If you set this field when calling IndexService.UpdateIndex, then no other Index field can be also updated as part of the same call. Learn how to structure individual data files.

isCompleteOverwrite

boolean

If this field is set together with contentsDeltaUri when calling IndexService.UpdateIndex, then existing content of the Index will be replaced by the data from the contentsDeltaUri.

config

NearestNeighborSearchConfig

The configuration of the Matching Engine Index.

NearestNeighborSearchConfig

Fields
dimensions

int32

Required. The number of dimensions of the input vectors.

approximateNeighborsCount

int32

Required if tree-AH algorithm is used.

The default number of neighbors to find through approximate search before exact reordering is performed. Exact reordering is a procedure where results returned by an approximate search algorithm are reordered via a more expensive distance computation.

distanceMeasureType

DistanceMeasureType

The distance measure used in nearest neighbor search.

featureNormType

FeatureNormType

Type of normalization to be carried out on each vector.

algorithmConfig oneOf:

The configuration for the algorithms that Matching Engine uses for efficient search.

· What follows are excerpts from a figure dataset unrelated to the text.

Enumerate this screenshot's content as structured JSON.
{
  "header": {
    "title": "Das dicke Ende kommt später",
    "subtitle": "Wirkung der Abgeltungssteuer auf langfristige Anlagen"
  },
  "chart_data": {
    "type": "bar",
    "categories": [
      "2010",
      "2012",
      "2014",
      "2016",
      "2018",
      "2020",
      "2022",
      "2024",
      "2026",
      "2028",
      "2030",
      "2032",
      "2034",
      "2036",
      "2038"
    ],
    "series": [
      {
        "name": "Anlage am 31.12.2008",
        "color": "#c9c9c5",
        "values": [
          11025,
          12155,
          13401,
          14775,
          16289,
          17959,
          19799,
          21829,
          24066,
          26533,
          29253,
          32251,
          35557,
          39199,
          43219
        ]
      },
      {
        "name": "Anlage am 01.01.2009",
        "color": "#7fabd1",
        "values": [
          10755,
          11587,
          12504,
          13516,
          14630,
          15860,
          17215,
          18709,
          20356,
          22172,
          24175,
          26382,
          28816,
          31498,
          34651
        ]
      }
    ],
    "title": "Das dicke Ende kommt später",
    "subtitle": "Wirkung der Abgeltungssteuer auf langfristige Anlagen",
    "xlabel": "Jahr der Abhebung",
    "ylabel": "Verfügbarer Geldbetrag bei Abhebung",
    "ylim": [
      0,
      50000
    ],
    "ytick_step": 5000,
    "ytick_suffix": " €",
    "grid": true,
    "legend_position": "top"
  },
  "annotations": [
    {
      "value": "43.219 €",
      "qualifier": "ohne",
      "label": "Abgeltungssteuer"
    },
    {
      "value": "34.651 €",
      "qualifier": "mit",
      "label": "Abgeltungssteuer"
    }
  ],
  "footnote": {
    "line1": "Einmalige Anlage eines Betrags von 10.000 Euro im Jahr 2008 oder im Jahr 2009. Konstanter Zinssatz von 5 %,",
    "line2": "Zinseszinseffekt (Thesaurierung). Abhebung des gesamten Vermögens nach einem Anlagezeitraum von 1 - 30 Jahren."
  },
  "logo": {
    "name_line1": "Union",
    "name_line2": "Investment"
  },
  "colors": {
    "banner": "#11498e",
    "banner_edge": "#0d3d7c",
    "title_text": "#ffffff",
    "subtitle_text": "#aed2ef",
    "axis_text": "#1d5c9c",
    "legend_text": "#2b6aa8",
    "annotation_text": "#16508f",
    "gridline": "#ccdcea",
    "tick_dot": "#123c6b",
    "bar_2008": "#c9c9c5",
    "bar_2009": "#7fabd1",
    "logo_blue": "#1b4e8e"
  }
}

  • TreeAhConfig: Configuration options for using the tree-AH algorithm (Shallow tree + Asymmetric Hashing). Refer to this paper for more details: https://arxiv.org/abs/1908.10396
  • BruteForceConfig: This option implements the standard linear search in the database for each query. There are no fields to configure for a brute force search. To select this algorithm, pass an empty object for BruteForceConfig.

DistanceMeasureType

Enums
SQUARED_L2_DISTANCE Euclidean (L2) Distance
L1_DISTANCE Manhattan (L1) Distance
COSINE_DISTANCE Cosine Distance. Defined as 1 - cosine similarity.
DOT_PRODUCT_DISTANCE Default value. Defined as a negative of the dot product.

FeatureNormType

Enums
UNIT_L2_NORM Unit L2 normalization type.
NONE Default value. No normalization type is specified.

TreeAhConfig

These are the fields to select for the tree-AH algorithm (Shallow tree + Asymmetric Hashing).

Fields
leafNodeEmbeddingCount int32
Number of embeddings on each leaf node. The default value is 1000 if not set.
leafNodesToSearchPercent int32
The default percentage of leaf nodes that any query may be searched. Must be in range 1-100, inclusive. The default value is 10 (means 10%) if not set.

BruteForceConfig

This option implements the standard linear search in the database for each query. There are no fields to configure for a brute force search. To select this algorithm, pass an empty object for BruteForceConfig to algorithmConfig.